You might recognize Natalie from her super successful band 10,000 Maniacs. Natalie left in 1993 to do her own work, and released Tigerlily in 1995 which she funded all by herself. The summer during her second solo release, Ophelia, was the summer in which Sarah McLachlan asked Natalie to co-headline the Lilith Fair with her.

Despite Natalie claiming that she’d never sign with a major label again in 2003, she joined forces with Nonesuch Records in 2010. Just this month, she announced that she’ll be releasing a self-titled album under the label that’s set to be released this May.
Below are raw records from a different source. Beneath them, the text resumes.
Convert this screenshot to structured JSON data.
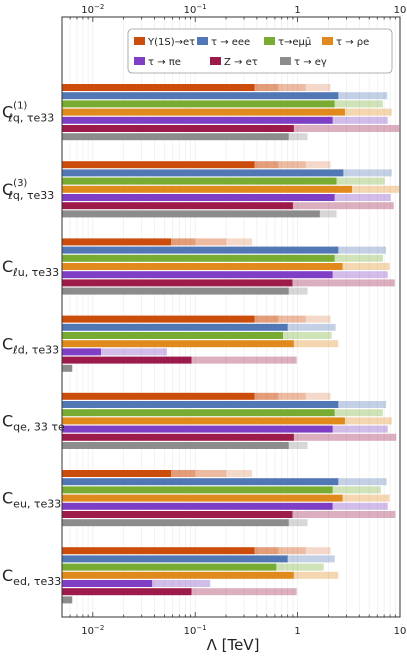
{
  "chart_data": {
    "type": "bar",
    "orientation": "horizontal",
    "xscale": "log",
    "xlim": [
      0.005,
      10
    ],
    "xticks": [
      {
        "value": 0.01,
        "base": "10",
        "exp": "−2"
      },
      {
        "value": 0.1,
        "base": "10",
        "exp": "−1"
      },
      {
        "value": 1,
        "base": "1",
        "exp": ""
      },
      {
        "value": 10,
        "base": "10",
        "exp": ""
      }
    ],
    "xlabel": "Λ [TeV]",
    "grid": true,
    "legend_position": "top-right",
    "colors": {
      "upsilon": "#cc4c0b",
      "eee": "#5277b5",
      "emumu": "#77ab32",
      "rhoe": "#e08a1e",
      "pie": "#7f3fc4",
      "Zetau": "#9c1b4a",
      "egamma": "#8c8c8c"
    },
    "series": [
      {
        "key": "upsilon",
        "name": "Υ(1S)→eτ"
      },
      {
        "key": "eee",
        "name": "τ → eee"
      },
      {
        "key": "emumu",
        "name": "τ→eμμ̄"
      },
      {
        "key": "rhoe",
        "name": "τ → ρe"
      },
      {
        "key": "pie",
        "name": "τ → πe"
      },
      {
        "key": "Zetau",
        "name": "Z → eτ"
      },
      {
        "key": "egamma",
        "name": "τ → eγ"
      }
    ],
    "groups": [
      {
        "label_main": "C",
        "label_sup": "(1)",
        "label_sub": "ℓq, τe33",
        "bars": [
          {
            "series": "upsilon",
            "value": 0.38,
            "projections": [
              0.65,
              1.2,
              2.1
            ]
          },
          {
            "series": "eee",
            "value": 2.5,
            "projections": [
              7.5
            ]
          },
          {
            "series": "emumu",
            "value": 2.3,
            "projections": [
              6.8
            ]
          },
          {
            "series": "rhoe",
            "value": 2.9,
            "projections": [
              8.3
            ]
          },
          {
            "series": "pie",
            "value": 2.2,
            "projections": [
              7.6
            ]
          },
          {
            "series": "Zetau",
            "value": 0.92,
            "projections": [
              9.8
            ]
          },
          {
            "series": "egamma",
            "value": 0.82,
            "projections": [
              1.25
            ]
          }
        ]
      },
      {
        "label_main": "C",
        "label_sup": "(3)",
        "label_sub": "ℓq, τe33",
        "bars": [
          {
            "series": "upsilon",
            "value": 0.38,
            "projections": [
              0.65,
              1.2,
              2.1
            ]
          },
          {
            "series": "eee",
            "value": 2.8,
            "projections": [
              8.3
            ]
          },
          {
            "series": "emumu",
            "value": 2.4,
            "projections": [
              7.1
            ]
          },
          {
            "series": "rhoe",
            "value": 3.4,
            "projections": [
              9.8
            ]
          },
          {
            "series": "pie",
            "value": 2.3,
            "projections": [
              8.1
            ]
          },
          {
            "series": "Zetau",
            "value": 0.9,
            "projections": [
              8.7
            ]
          },
          {
            "series": "egamma",
            "value": 1.65,
            "projections": [
              2.4
            ]
          }
        ]
      },
      {
        "label_main": "C",
        "label_sup": "",
        "label_sub": "ℓu, τe33",
        "bars": [
          {
            "series": "upsilon",
            "value": 0.058,
            "projections": [
              0.1,
              0.2,
              0.36
            ]
          },
          {
            "series": "eee",
            "value": 2.5,
            "projections": [
              7.3
            ]
          },
          {
            "series": "emumu",
            "value": 2.3,
            "projections": [
              6.8
            ]
          },
          {
            "series": "rhoe",
            "value": 2.75,
            "projections": [
              7.9
            ]
          },
          {
            "series": "pie",
            "value": 2.2,
            "projections": [
              7.6
            ]
          },
          {
            "series": "Zetau",
            "value": 0.89,
            "projections": [
              8.9
            ]
          },
          {
            "series": "egamma",
            "value": 0.82,
            "projections": [
              1.25
            ]
          }
        ]
      },
      {
        "label_main": "C",
        "label_sup": "",
        "label_sub": "ℓd, τe33",
        "bars": [
          {
            "series": "upsilon",
            "value": 0.38,
            "projections": [
              0.65,
              1.2,
              2.1
            ]
          },
          {
            "series": "eee",
            "value": 0.8,
            "projections": [
              2.35
            ]
          },
          {
            "series": "emumu",
            "value": 0.72,
            "projections": [
              2.15
            ]
          },
          {
            "series": "rhoe",
            "value": 0.92,
            "projections": [
              2.5
            ]
          },
          {
            "series": "pie",
            "value": 0.012,
            "projections": [
              0.053
            ]
          },
          {
            "series": "Zetau",
            "value": 0.092,
            "projections": [
              0.98
            ]
          },
          {
            "series": "egamma",
            "value": 0.0063,
            "projections": []
          }
        ]
      },
      {
        "label_main": "C",
        "label_sup": "",
        "label_sub": "qe, 33 τe",
        "bars": [
          {
            "series": "upsilon",
            "value": 0.38,
            "projections": [
              0.65,
              1.2,
              2.1
            ]
          },
          {
            "series": "eee",
            "value": 2.5,
            "projections": [
              7.3
            ]
          },
          {
            "series": "emumu",
            "value": 2.3,
            "projections": [
              6.8
            ]
          },
          {
            "series": "rhoe",
            "value": 2.9,
            "projections": [
              8.3
            ]
          },
          {
            "series": "pie",
            "value": 2.2,
            "projections": [
              7.6
            ]
          },
          {
            "series": "Zetau",
            "value": 0.92,
            "projections": [
              9.2
            ]
          },
          {
            "series": "egamma",
            "value": 0.82,
            "projections": [
              1.25
            ]
          }
        ]
      },
      {
        "label_main": "C",
        "label_sup": "",
        "label_sub": "eu, τe33",
        "bars": [
          {
            "series": "upsilon",
            "value": 0.058,
            "projections": [
              0.1,
              0.2,
              0.36
            ]
          },
          {
            "series": "eee",
            "value": 2.5,
            "projections": [
              7.4
            ]
          },
          {
            "series": "emumu",
            "value": 2.2,
            "projections": [
              6.5
            ]
          },
          {
            "series": "rhoe",
            "value": 2.75,
            "projections": [
              7.9
            ]
          },
          {
            "series": "pie",
            "value": 2.2,
            "projections": [
              7.6
            ]
          },
          {
            "series": "Zetau",
            "value": 0.89,
            "projections": [
              9.0
            ]
          },
          {
            "series": "egamma",
            "value": 0.82,
            "projections": [
              1.25
            ]
          }
        ]
      },
      {
        "label_main": "C",
        "label_sup": "",
        "label_sub": "ed, τe33",
        "bars": [
          {
            "series": "upsilon",
            "value": 0.38,
            "projections": [
              0.65,
              1.2,
              2.1
            ]
          },
          {
            "series": "eee",
            "value": 0.8,
            "projections": [
              2.3
            ]
          },
          {
            "series": "emumu",
            "value": 0.62,
            "projections": [
              1.8
            ]
          },
          {
            "series": "rhoe",
            "value": 0.92,
            "projections": [
              2.5
            ]
          },
          {
            "series": "pie",
            "value": 0.038,
            "projections": [
              0.14
            ]
          },
          {
            "series": "Zetau",
            "value": 0.092,
            "projections": [
              0.98
            ]
          },
          {
            "series": "egamma",
            "value": 0.0063,
            "projections": []
          }
        ]
      }
    ]
  }
}
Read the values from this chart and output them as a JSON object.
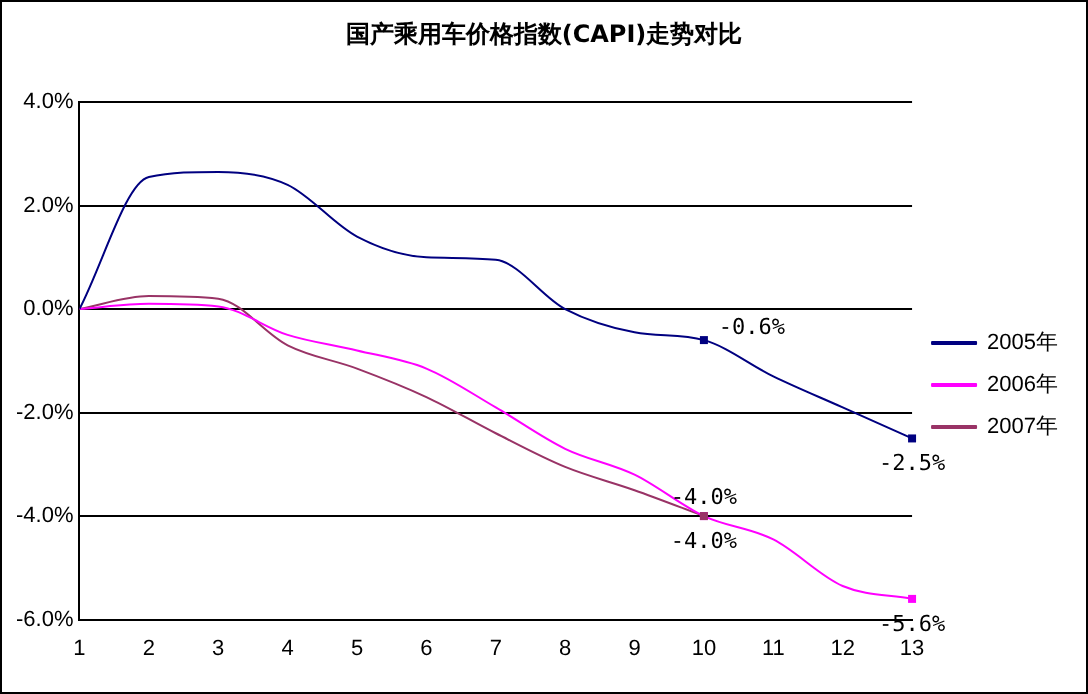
{
  "chart_data": {
    "type": "line",
    "title": "国产乘用车价格指数(CAPI)走势对比",
    "x": [
      1,
      2,
      3,
      4,
      5,
      6,
      7,
      8,
      9,
      10,
      11,
      12,
      13
    ],
    "xlim": [
      1,
      13
    ],
    "xticks": [
      1,
      2,
      3,
      4,
      5,
      6,
      7,
      8,
      9,
      10,
      11,
      12,
      13
    ],
    "ylim": [
      -6,
      4
    ],
    "yticks": [
      {
        "value": -6,
        "label": "-6.0%"
      },
      {
        "value": -4,
        "label": "-4.0%"
      },
      {
        "value": -2,
        "label": "-2.0%"
      },
      {
        "value": 0,
        "label": "0.0%"
      },
      {
        "value": 2,
        "label": "2.0%"
      },
      {
        "value": 4,
        "label": "4.0%"
      }
    ],
    "series": [
      {
        "name": "2005年",
        "color": "#000080",
        "values": [
          0,
          2.55,
          2.65,
          2.4,
          1.4,
          1.0,
          0.95,
          0.0,
          -0.45,
          -0.6,
          -1.3,
          -1.9,
          -2.5
        ],
        "value_labels": [
          null,
          null,
          null,
          null,
          null,
          null,
          null,
          null,
          null,
          "-0.6%",
          null,
          null,
          "-2.5%"
        ]
      },
      {
        "name": "2006年",
        "color": "#ff00ff",
        "values": [
          0,
          0.1,
          0.05,
          -0.5,
          -0.8,
          -1.15,
          -1.9,
          -2.7,
          -3.2,
          -4.0,
          -4.45,
          -5.35,
          -5.6
        ],
        "value_labels": [
          null,
          null,
          null,
          null,
          null,
          null,
          null,
          null,
          null,
          "-4.0%",
          null,
          null,
          "-5.6%"
        ]
      },
      {
        "name": "2007年",
        "color": "#993366",
        "values": [
          0,
          0.25,
          0.2,
          -0.7,
          -1.15,
          -1.7,
          -2.4,
          -3.05,
          -3.5,
          -4.0,
          null,
          null,
          null
        ],
        "value_labels": [
          null,
          null,
          null,
          null,
          null,
          null,
          null,
          null,
          null,
          "-4.0%",
          null,
          null,
          null
        ]
      }
    ],
    "grid": "y",
    "line_style": "solid",
    "marker": "none",
    "legend": "right"
  }
}
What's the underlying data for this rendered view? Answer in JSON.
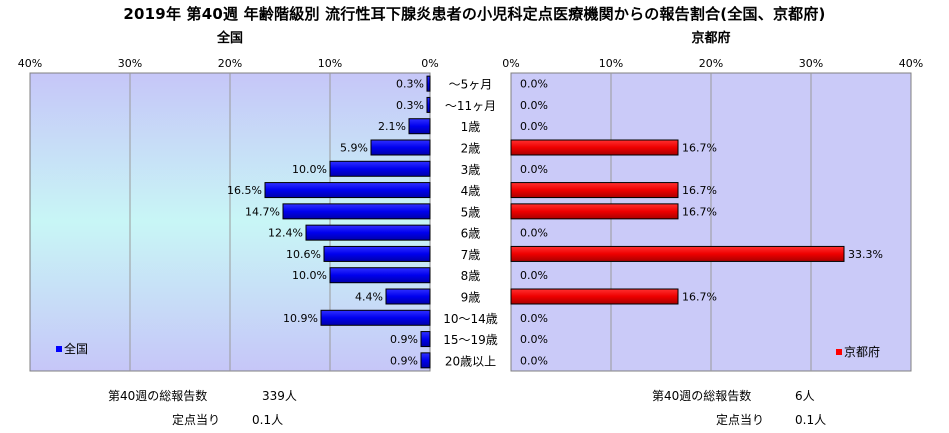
{
  "title": "2019年 第40週 年齢階級別 流行性耳下腺炎患者の小児科定点医療機関からの報告割合(全国、京都府)",
  "chart_data": [
    {
      "type": "bar",
      "orientation": "horizontal",
      "title": "全国",
      "xlim": [
        40,
        0
      ],
      "x_ticks": [
        "40%",
        "30%",
        "20%",
        "10%",
        "0%"
      ],
      "legend": "全国",
      "legend_position": "bottom-left",
      "color": "#0000ff",
      "categories": [
        "～5ヶ月",
        "～11ヶ月",
        "1歳",
        "2歳",
        "3歳",
        "4歳",
        "5歳",
        "6歳",
        "7歳",
        "8歳",
        "9歳",
        "10～14歳",
        "15～19歳",
        "20歳以上"
      ],
      "values": [
        0.3,
        0.3,
        2.1,
        5.9,
        10.0,
        16.5,
        14.7,
        12.4,
        10.6,
        10.0,
        4.4,
        10.9,
        0.9,
        0.9
      ],
      "labels": [
        "0.3%",
        "0.3%",
        "2.1%",
        "5.9%",
        "10.0%",
        "16.5%",
        "14.7%",
        "12.4%",
        "10.6%",
        "10.0%",
        "4.4%",
        "10.9%",
        "0.9%",
        "0.9%"
      ]
    },
    {
      "type": "bar",
      "orientation": "horizontal",
      "title": "京都府",
      "xlim": [
        0,
        40
      ],
      "x_ticks": [
        "0%",
        "10%",
        "20%",
        "30%",
        "40%"
      ],
      "legend": "京都府",
      "legend_position": "bottom-right",
      "color": "#ff0000",
      "categories": [
        "～5ヶ月",
        "～11ヶ月",
        "1歳",
        "2歳",
        "3歳",
        "4歳",
        "5歳",
        "6歳",
        "7歳",
        "8歳",
        "9歳",
        "10～14歳",
        "15～19歳",
        "20歳以上"
      ],
      "values": [
        0.0,
        0.0,
        0.0,
        16.7,
        0.0,
        16.7,
        16.7,
        0.0,
        33.3,
        0.0,
        16.7,
        0.0,
        0.0,
        0.0
      ],
      "labels": [
        "0.0%",
        "0.0%",
        "0.0%",
        "16.7%",
        "0.0%",
        "16.7%",
        "16.7%",
        "0.0%",
        "33.3%",
        "0.0%",
        "16.7%",
        "0.0%",
        "0.0%",
        "0.0%"
      ]
    }
  ],
  "stats": {
    "national": {
      "total_label": "第40週の総報告数",
      "total_value": "339人",
      "per_label": "定点当り",
      "per_value": "0.1人"
    },
    "kyoto": {
      "total_label": "第40週の総報告数",
      "total_value": "6人",
      "per_label": "定点当り",
      "per_value": "0.1人"
    }
  }
}
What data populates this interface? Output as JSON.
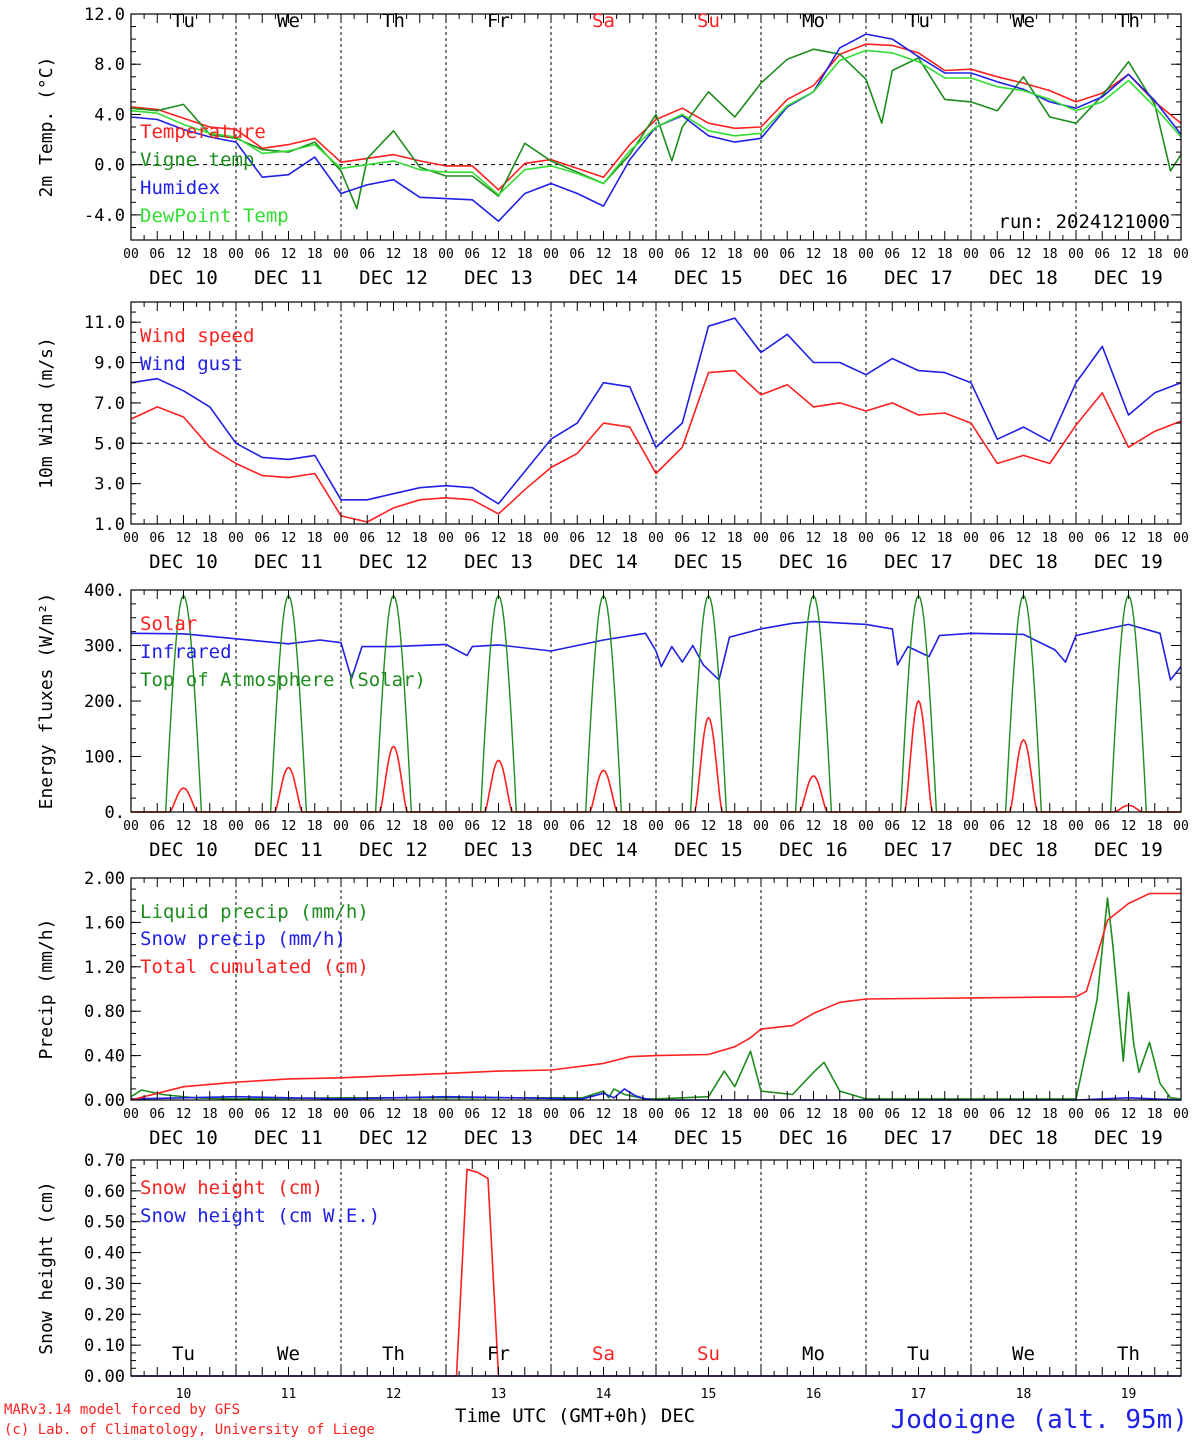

She also had a hand in directing the documentary SHELTER: A Concert Film to Benefit Victims of Domestic Violence, which features women from New York and their experiences with domestic violence in their communities.

Sarah McLachlan

Speaking of Sarah, isn’t Surfacing the best album ever? Surfacing could honestly be a Greatest Hits compilation. The world agreed at some point, since it gained her two Grammys and four Juno awards.

You might recognize Sarah from her sad dog advertisements, but she’s done a lot more than that recently. (All jokes aside, she’s helped the ASPCA gain a ton of attention!)

Following the end of the Lillith Fair, she had two children with then-husband Ashwin Sood. In 2003, she released the album Afterglow, and used the money that was budgeted towards her first video to support numerous charities. In 2006, she released a Christmas album called Wintersong, which included numerous covers of some holiday classics.

And of course, she’s still being charitable. Sarah funds an outreach program in Vancouver that provides music education for inner city children, and three years ago, she started the Sarah McLachlan School of Music which offers free musical education for underprivileged children.


When we were first introduced to Jewel, we heard stories about how she lived in a car and wrote not-so-great poetry. Her teeth were a bit crooked, which made her pretty relatable – after all, she was a bit more like us. She created the songs that made us think our 7th grade boyfriend was our true, one and only love. And for those reasons, I absolutely adore Jewel.

If you owned Pieces Of You, here are two fun facts about it: First, Jewel was only 21 when she recorded the album (which was recorded live), and second, the album was on the Billboard 200 for two full years.

Jewel’s music became a bit more “dance party” in 2001, after her hit song Serve The Ego was released. In 2006, she moved back towards adult contemporary music with her album Goodbye Alice in Wonderland – yet unfortunately, it was one of her worst selling releases.

She tried a new genre in 2007 by attempting to go country with a new label. The change-up was pretty successful, though probably confusing for her earlier fans.

You might have caught her on a few reality TV shows, including a guest appearance on American Idol as a mentor, a co-host and judge on the songwriting competition Platinum Hit, and a judge on The Sing-Off.